C’était en 1986. Des affiches des Verts proclamaient Plus jamais Tchernobyl ! Les enfants s’amusaient à les déchirer, comme s’ils pressentaient que si, des Tchernobyl, il y en aurait d’autres.

Mais ça ne pourra pas arriver chez nous, parce que les japonais sont des zazous imprudents et irresponsables, qui construisent des centrales mal foutues, sur des zones sismiques et au bord de la mer ; pas nous, qui avons la meilleure technologie du monde et des décideurs bien plus intelligents que toutes ces faces de citron et mangeurs de riz.


Au final, je ne suis pas devenu géomètre, mais je fais toujours des photos.
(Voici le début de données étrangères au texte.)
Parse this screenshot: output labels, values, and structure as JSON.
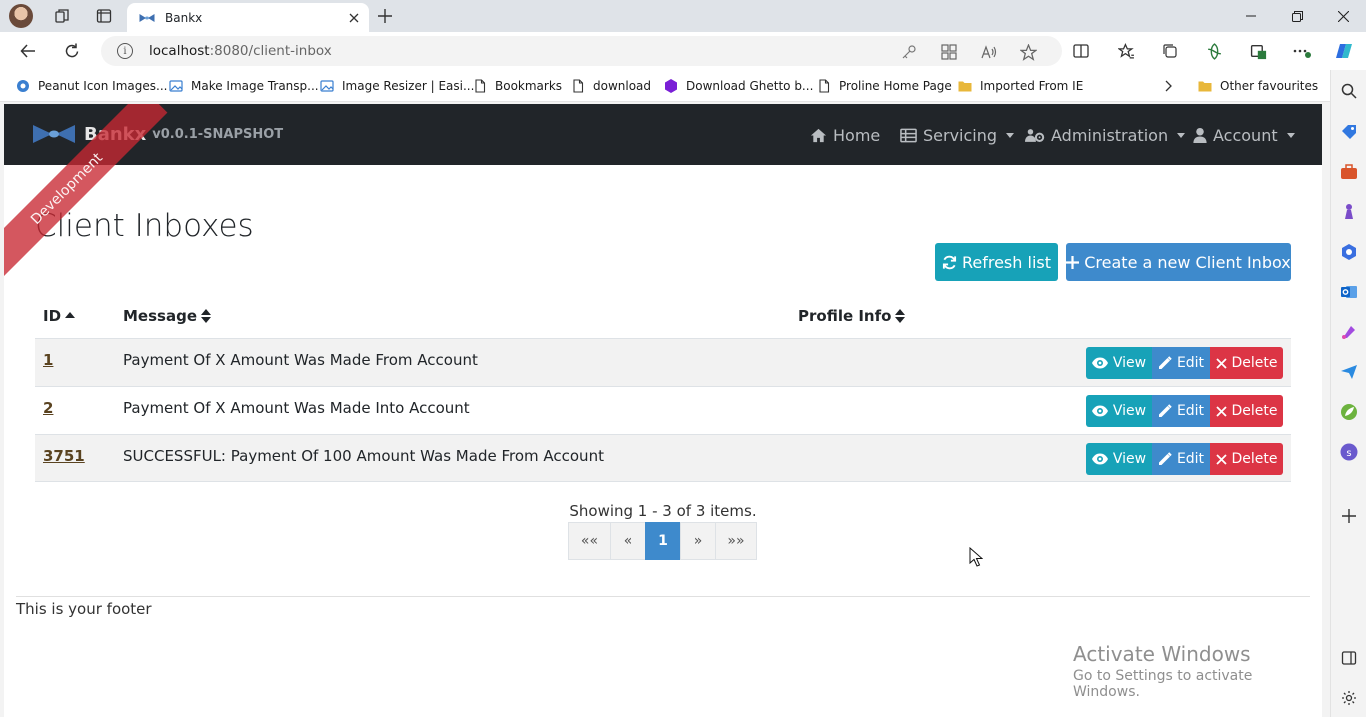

Et c’est bien comme ça, merci M. K.

Messages

  • A lire ta mésaventure estudiantine, je suis rassuré dans le choix que j’ai fait il y a quelques années de m’en tenir à un BTS Géomètre-Topographe : nous devions avoir le même niveau en maths ! Rassures-toi certains profs ne changent pas.
    Nous, c’était en physique, un mec qui ne comprenait pas toujours ce qu’il était censé enseigner, et qui balançait tel quel des cours trouver sur le net (on avait fini par retrouver sa source...).

    Géomètre est un beau métier, mais finalement on peut s’accomplir dans d’autres domaines plus ou moins connexes.

    Elles sont sympathiques ces photos, et les 3, 5, 6 et la dernière sont réussies. Rien n’à changer, sauf les tenues vestimentaires.